Tuesday, 03 January 2006
The Universal Healthcare Tradeoff
As was easy to predict, every “lifestyle” columnist at every medium and small town newspaper in America is writing this week about aging baby boomers. A large number of them have focused on the boomers’ huge and negative impact on the healthcare system…
…and their hysterical tone suggests it will happen by tomorrow afternoon.
Will these paid fear mongers please get a grip. It’s not as though every one of the 78 million boomers became senile on 1 January 2006. In terms of averages, as of today about 22,000 have turned 60 and as the boomers like to say, 60 is the new 30.
These reporters may be hazy and lazy about the effects of a growing elder population on our healthcare system, but they are headed in the right direction. Boomers may not believe it yet, but age does bring with it increased numbers of ailments, minor and serious, and we must find ways to treat them all while not shorting children and mid-life adults. And we must do it soon.
A far better approach for journalists who are over-enamored with the boomers would be to do some serious homework on the crumbling healthcare system and suggest some remedies. Those of you who read yesterday’s post here know that I favor universal healthcare. In fact, I don’t just favor it, I believe it is the only possible solution.
Two readers – one from Canada and one from the U.K. – left comments describing how universal healthcare systems work in their countries. Ell of the pomegranate tiger blog explained how Canadians pay a small monthly premium on a sliding scale, determined by income. Koan of multidimension.me described Britain’s free national health service.

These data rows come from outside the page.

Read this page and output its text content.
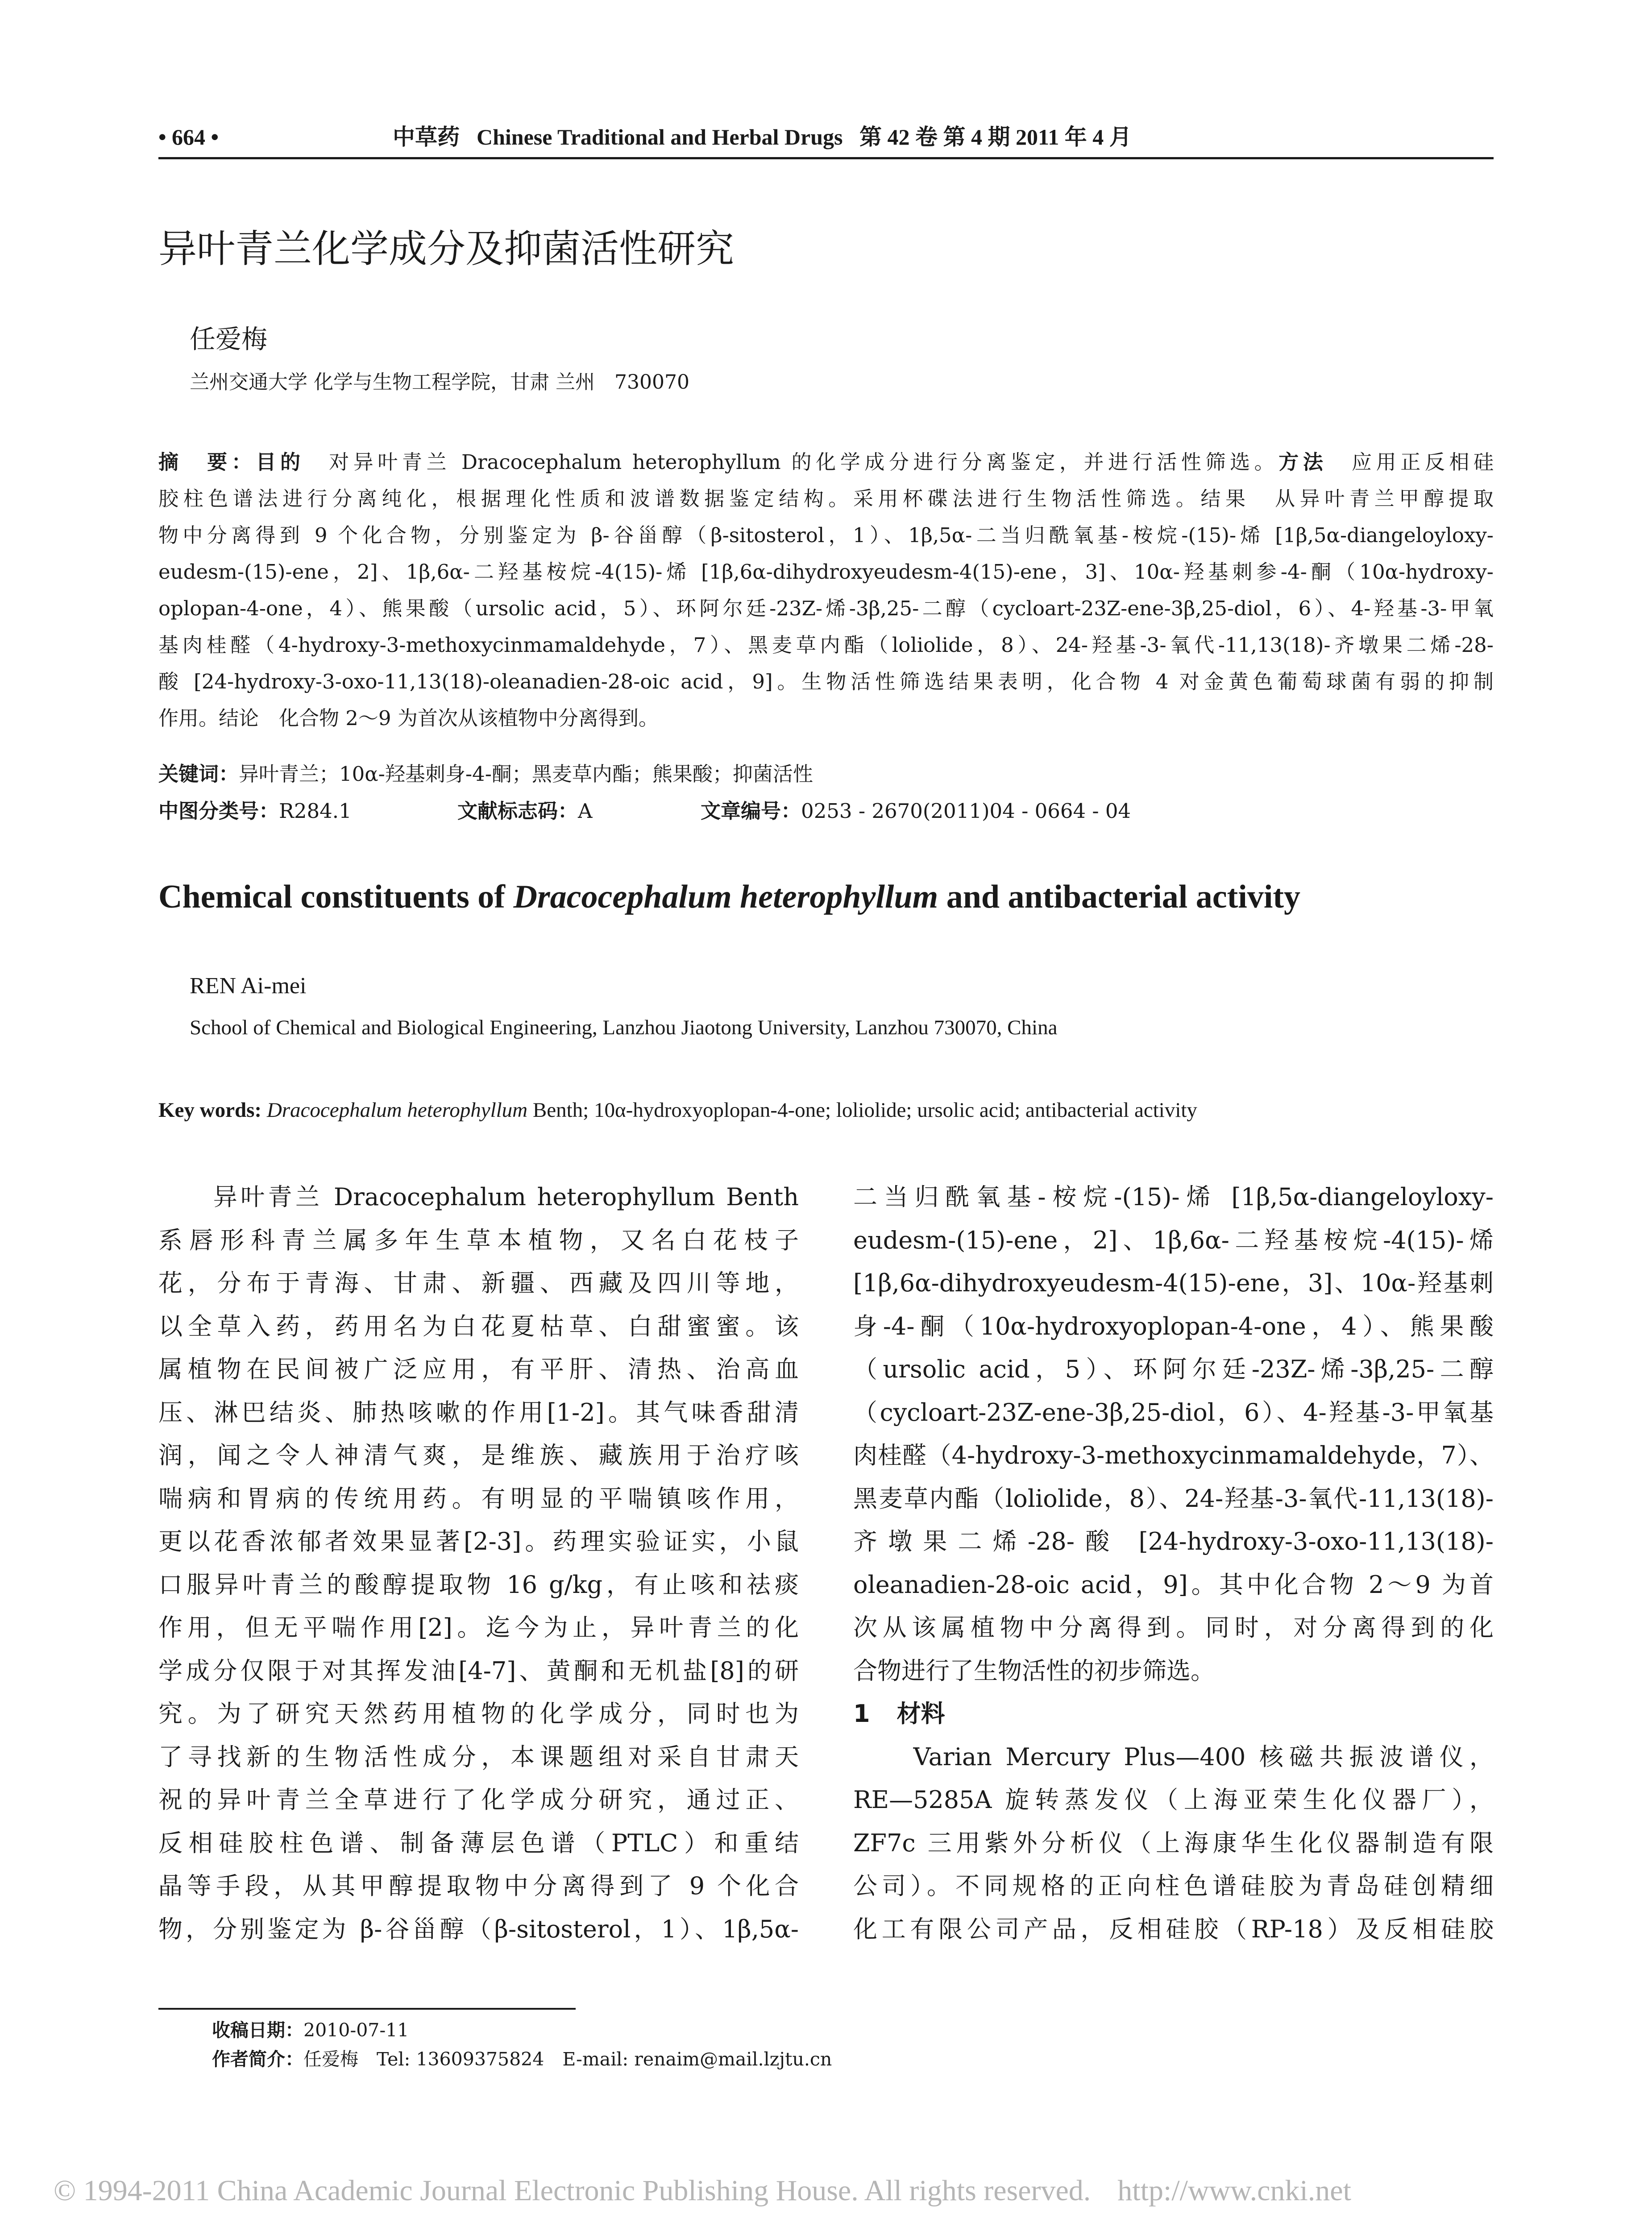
• 664 •	中草药 Chinese Traditional and Herbal Drugs 第 42 卷 第 4 期 2011 年 4 月
异叶青兰化学成分及抑菌活性研究
任爱梅
兰州交通大学 化学与生物工程学院，甘肃 兰州　730070

摘　要：目的　对异叶青兰 Dracocephalum heterophyllum 的化学成分进行分离鉴定，并进行活性筛选。方法　应用正反相硅

胶柱色谱法进行分离纯化，根据理化性质和波谱数据鉴定结构。采用杯碟法进行生物活性筛选。结果　从异叶青兰甲醇提取

物中分离得到 9 个化合物，分别鉴定为 β-谷甾醇（β-sitosterol，1）、1β,5α-二当归酰氧基-桉烷-(15)-烯 [1β,5α-diangeloyloxy-

eudesm-(15)-ene，2]、1β,6α-二羟基桉烷-4(15)-烯 [1β,6α-dihydroxyeudesm-4(15)-ene，3]、10α-羟基刺参-4-酮（10α-hydroxy-

oplopan-4-one，4）、熊果酸（ursolic acid，5）、环阿尔廷-23Z-烯-3β,25-二醇（cycloart-23Z-ene-3β,25-diol，6）、4-羟基-3-甲氧

基肉桂醛（4-hydroxy-3-methoxycinmamaldehyde，7）、黑麦草内酯（loliolide，8）、24-羟基-3-氧代-11,13(18)-齐墩果二烯-28-

酸 [24-hydroxy-3-oxo-11,13(18)-oleanadien-28-oic acid，9]。生物活性筛选结果表明，化合物 4 对金黄色葡萄球菌有弱的抑制

作用。结论　化合物 2～9 为首次从该植物中分离得到。

关键词：异叶青兰；10α-羟基刺身-4-酮；黑麦草内酯；熊果酸；抑菌活性
中图分类号：R284.1	文献标志码：A	文章编号：0253 - 2670(2011)04 - 0664 - 04
Chemical constituents of Dracocephalum heterophyllum and antibacterial activity
REN Ai-mei
School of Chemical and Biological Engineering, Lanzhou Jiaotong University, Lanzhou 730070, China
Key words: Dracocephalum heterophyllum Benth; 10α-hydroxyoplopan-4-one; loliolide; ursolic acid; antibacterial activity

　　异叶青兰 Dracocephalum heterophyllum Benth

系唇形科青兰属多年生草本植物，又名白花枝子

花，分布于青海、甘肃、新疆、西藏及四川等地，

以全草入药，药用名为白花夏枯草、白甜蜜蜜。该

属植物在民间被广泛应用，有平肝、清热、治高血

压、淋巴结炎、肺热咳嗽的作用[1-2]。其气味香甜清

润，闻之令人神清气爽，是维族、藏族用于治疗咳

喘病和胃病的传统用药。有明显的平喘镇咳作用，

更以花香浓郁者效果显著[2-3]。药理实验证实，小鼠

口服异叶青兰的酸醇提取物 16 g/kg，有止咳和祛痰

作用，但无平喘作用[2]。迄今为止，异叶青兰的化

学成分仅限于对其挥发油[4-7]、黄酮和无机盐[8]的研

究。为了研究天然药用植物的化学成分，同时也为

了寻找新的生物活性成分，本课题组对采自甘肃天

祝的异叶青兰全草进行了化学成分研究，通过正、

反相硅胶柱色谱、制备薄层色谱（PTLC）和重结

晶等手段，从其甲醇提取物中分离得到了 9 个化合

物，分别鉴定为 β-谷甾醇（β-sitosterol，1）、1β,5α-

二当归酰氧基-桉烷-(15)-烯 [1β,5α-diangeloyloxy-

eudesm-(15)-ene，2]、1β,6α-二羟基桉烷-4(15)-烯

[1β,6α-dihydroxyeudesm-4(15)-ene，3]、10α-羟基刺

身-4-酮（10α-hydroxyoplopan-4-one，4）、熊果酸

（ursolic acid，5）、环阿尔廷-23Z-烯-3β,25-二醇

（cycloart-23Z-ene-3β,25-diol，6）、4-羟基-3-甲氧基

肉桂醛（4-hydroxy-3-methoxycinmamaldehyde，7）、

黑麦草内酯（loliolide，8）、24-羟基-3-氧代-11,13(18)-

齐墩果二烯-28-酸 [24-hydroxy-3-oxo-11,13(18)-

oleanadien-28-oic acid，9]。其中化合物 2～9 为首

次从该属植物中分离得到。同时，对分离得到的化

合物进行了生物活性的初步筛选。

1 材料

　　Varian Mercury Plus—400 核磁共振波谱仪，

RE—5285A 旋转蒸发仪（上海亚荣生化仪器厂），

ZF7c 三用紫外分析仪（上海康华生化仪器制造有限

公司）。不同规格的正向柱色谱硅胶为青岛硅创精细

化工有限公司产品，反相硅胶（RP-18）及反相硅胶

收稿日期：2010-07-11
作者简介：任爱梅　Tel: 13609375824　E-mail: renaim@mail.lzjtu.cn
© 1994-2011 China Academic Journal Electronic Publishing House. All rights reserved. http://www.cnki.net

To meet the health needs of their populations, obviously both are subsidized by other kinds of taxes. And that means tradeoffs – which will also be necessary when the Congress finally – with our badgering - wakes us to this need in the U.S.
Available dollars go only so far and as every average-income adult knows, no one can have it all. Priorities must be set: saving for a down payment on a home; saving for the kids’ education; saving for a new car; or a long-dreamed-of vacation means other desires must be set aside. And so it must be with the federal budget.
There is nothing more important than providing healthcare for every American citizen and it is a good idea for each of us to think about what we are willing to do without – personally and nationally - to gain it.
Eliminating Congressional pork projects such as last year’s Alaskan bridges to nowhere is a good idea. Jimmy Porter, in a comment on yesterday’s post suggested decreasing military and weapons spending.
Increasing corporate taxes and disallowing registration of corporations in no- and low-tax countries overseas is another good idea. Rescinding the Bush tax cuts for the wealthy would help a lot.
As with our graduated income tax, it has long been a tenet of American social justice that those who have more, pay more into the system. This has been eroded under the Bush administration and the richest one percent of the population now holds 40 percent of the all the country’s wealth while paying much lower taxes than before Bush. The haves - who almost entirely run the federal government - must ask themselves how much is enough and start giving some back.
In a minor variation of the 20/80 business rule, ten percent of the population accounts for 70 percent of healthcare spending. The smaller number who use more of the health system deserve no less care than the rest because, as I said yesterday,
Healthcare is a human right and a public responsibility we all share. It is our moral obligation, individually and collectively, to ensure that every citizen has access to healthcare and if we do not guarantee that, if it is available only to the rich, we have failed as human beings and as a nation.
The obscenely wealthy along with the ordinary wealthy must realign their priorities, but the rest of us average Americans shouldn’t get off scot-free. It is crucial to ask ourselves what we - in our personal lives and in government expenditures - are willing to give up, and where we are willing to pay more to gain universal health coverage. Any suggestions?